I agree - and I think there are some wonderful things going on in games now - largely on the indie side of the spectrum. But like any part of the entertainment industry... content developers are really struggling. I think people see some successes - like Braid or World of Goo - and think "aha! the rise of the indie has come!" - and from some standpoint, yes - it certianly has. And those are great games, deserving of their success. But they mask a bigger story, which has been the slow destruction of the midsized independent development studio. If you are a animator, coder, or designer thats not interested in being a small indie entrepreneur, but don't want to be cog #2547 at the EA FPS Franchise Factory... you don't have a lot of options these days, and very little job security.

Natsuume25 karma

Best advice I can give: Go to a solid 4 year school, major in Comp Sci. Take every graphics and AI class they have, and make sure you understand your math really well. Even if you want to be a designer, I suggest this route. Programmers are the power-players in this industry - they are the ones who actually get shit done, and they hold all the cards. You want to have that power to just MAKE what you want to make - even if your end goal is designer or producer. Don't go to a special game dev program - it's unnecessary, and the better professors in programming are at the big 4 year schools.

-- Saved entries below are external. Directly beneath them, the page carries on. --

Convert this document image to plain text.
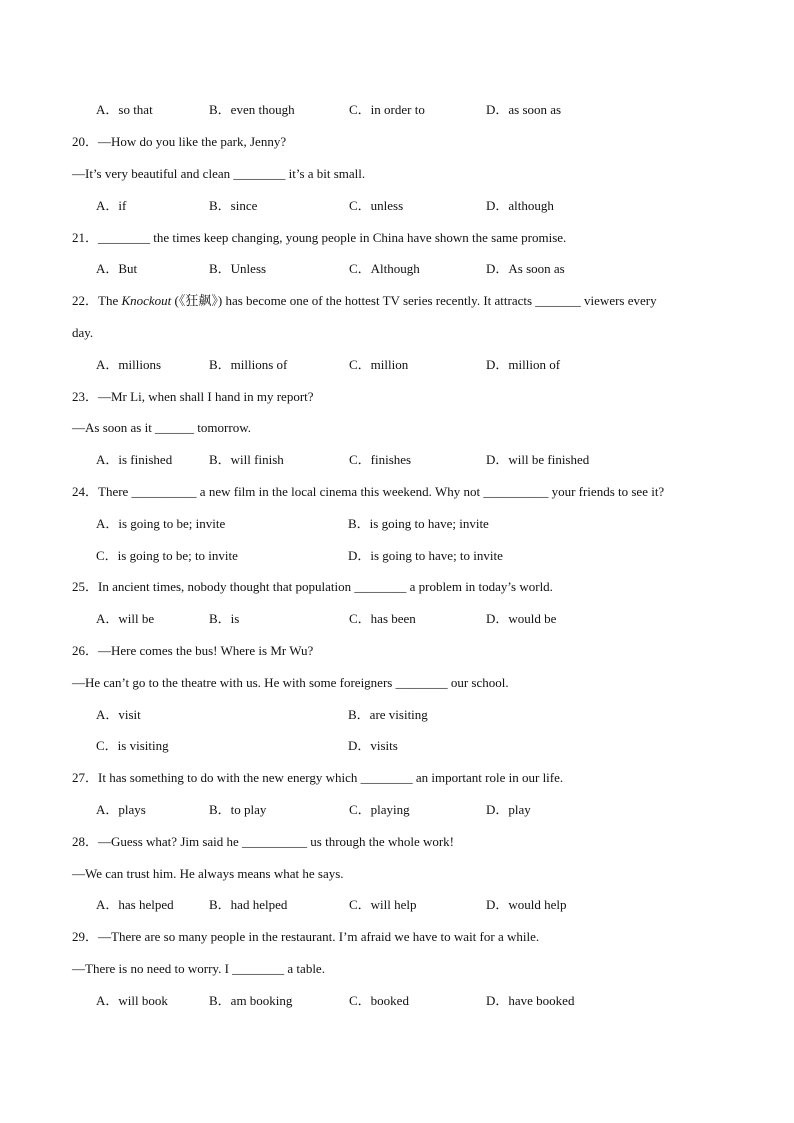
A．so that	B．even though	C．in order to	D．as soon as
20．—How do you like the park, Jenny?
—It’s very beautiful and clean ________ it’s a bit small.
A．if	B．since	C．unless	D．although
21．________ the times keep changing, young people in China have shown the same promise.
A．But	B．Unless	C．Although	D．As soon as
22．The Knockout (《狂飙》) has become one of the hottest TV series recently. It attracts _______ viewers every
day.
A．millions	B．millions of	C．million	D．million of
23．—Mr Li, when shall I hand in my report?
—As soon as it ______ tomorrow.
A．is finished	B．will finish	C．finishes	D．will be finished
24．There __________ a new film in the local cinema this weekend. Why not __________ your friends to see it?
A．is going to be; invite	B．is going to have; invite
C．is going to be; to invite	D．is going to have; to invite
25．In ancient times, nobody thought that population ________ a problem in today’s world.
A．will be	B．is	C．has been	D．would be
26．—Here comes the bus! Where is Mr Wu?
—He can’t go to the theatre with us. He with some foreigners ________ our school.
A．visit	B．are visiting
C．is visiting	D．visits
27．It has something to do with the new energy which ________ an important role in our life.
A．plays	B．to play	C．playing	D．play
28．—Guess what? Jim said he __________ us through the whole work!
—We can trust him. He always means what he says.
A．has helped	B．had helped	C．will help	D．would help
29．—There are so many people in the restaurant. I’m afraid we have to wait for a while.
—There is no need to worry. I ________ a table.
A．will book	B．am booking	C．booked	D．have booked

Once you have your degree... you can do one of 2 things:

1) Go get a job as a coder. It's good experience, and you'll get paid to learn how to make games, which does not suck.

2) Make a game. Hell, you can start while you're in school. Pick up Unity and build some stuff. Nobody is stopping you. You don't even have to make a GOOD game - just make a few small games, and learn your craft. Sooner or later, you'll not suck. And then you're a game developer.